My son is getting to the point where he is too old for it now (and consequently just bats it away) but for the first five to six months, my nursing cover was my only connection to the real-world. It enables you to actually leave your house while breastfeeding, and not have to be on a three-hour return schedule. I have nursed many times in restaurants, grocery stores, at parks, and in my friends houses, all because of my nice, lightweight ‘udder cover’ – yes that IS it’s name. Again, I am not a representative. These covers are superior to blankets in that they tie around the neck (avoiding embarrassing boob-exposing blanket-falls) and they have boning to hold the opening at the top open, allowing you to look down inside at your baby (for positioning and repositioning- sake), without having to manipulate it with your hands (which are pretty full with your baby). It’s opening isn’t so big that others can peek in, however, which makes it absolutely perfect.

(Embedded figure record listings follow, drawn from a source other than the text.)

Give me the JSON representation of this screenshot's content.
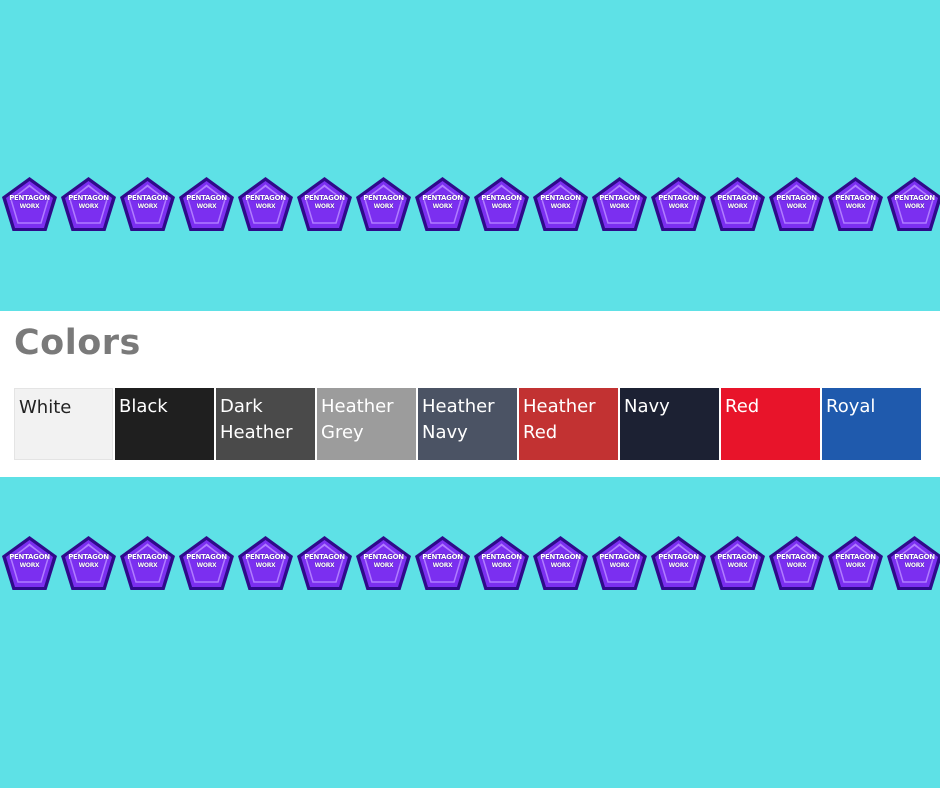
{
  "heading": "Colors",
  "brand": {
    "line1": "PENTAGON",
    "line2": "WORX"
  },
  "logo_colors": {
    "fill": "#7b2ff0",
    "edge": "#2f0a8a",
    "highlight": "#b07cff"
  },
  "colors": [
    {
      "label": "White",
      "swatch": "#f2f2f2",
      "light": true
    },
    {
      "label": "Black",
      "swatch": "#1f1f1f"
    },
    {
      "label": "Dark Heather",
      "swatch": "#4a4a4a"
    },
    {
      "label": "Heather Grey",
      "swatch": "#9c9c9c"
    },
    {
      "label": "Heather Navy",
      "swatch": "#4b5364"
    },
    {
      "label": "Heather Red",
      "swatch": "#c23232"
    },
    {
      "label": "Navy",
      "swatch": "#1c2133"
    },
    {
      "label": "Red",
      "swatch": "#e8142a"
    },
    {
      "label": "Royal",
      "swatch": "#1f5aad"
    }
  ]
}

I think that’s about it. Always, of course remember to pack diapers, wipes, and toys in said bag of essentials, but in as far as breastfeeding is concerned, I think that these seven items just about hammer it to perfection. Happy breastfeeding!

 

Heidi Clarke is first and foremost a mom of two crazy boys. During her free time (ha!) she pretends to be an online blogger, writing about her escapades in healthy eating and juicing with her family at juicingpedia.com. She is the wife of a medical student, and holds a masters in education. Her goal is to educate the world about healthy living while also keeping chubby bums clean and little mouths fed.

Comments

  1. 1
    LaceyL (DailyWoman) says:

    Great Post. Very Educational. I wish I had known all this when my kids were babies.

  2. 2
    Janet W. says:

    Any new expecting mom should read this! It would make them feel more prepared for when it comes to breastfeeding. These are definitely all essentials!

  3. 3
    Laura Perkins says:

    Hmmm. I don’t consider all of these to be essential. #2 and #6 are the only items I think are necessary and I say this as I am breastfeeding my fourth baby. This list does give women something to think about, but not every breastfeeding Mom needs a pump, a cover, an expensive bra, antibiotics, or lanolin. I prefer nipple cream from Earth Mama Angel Baby because it is organic. Out of the 9 1/2 cumulative years I have breastfed my four children, I’ve only gotten mastitis once and it didn’t require antibiotics.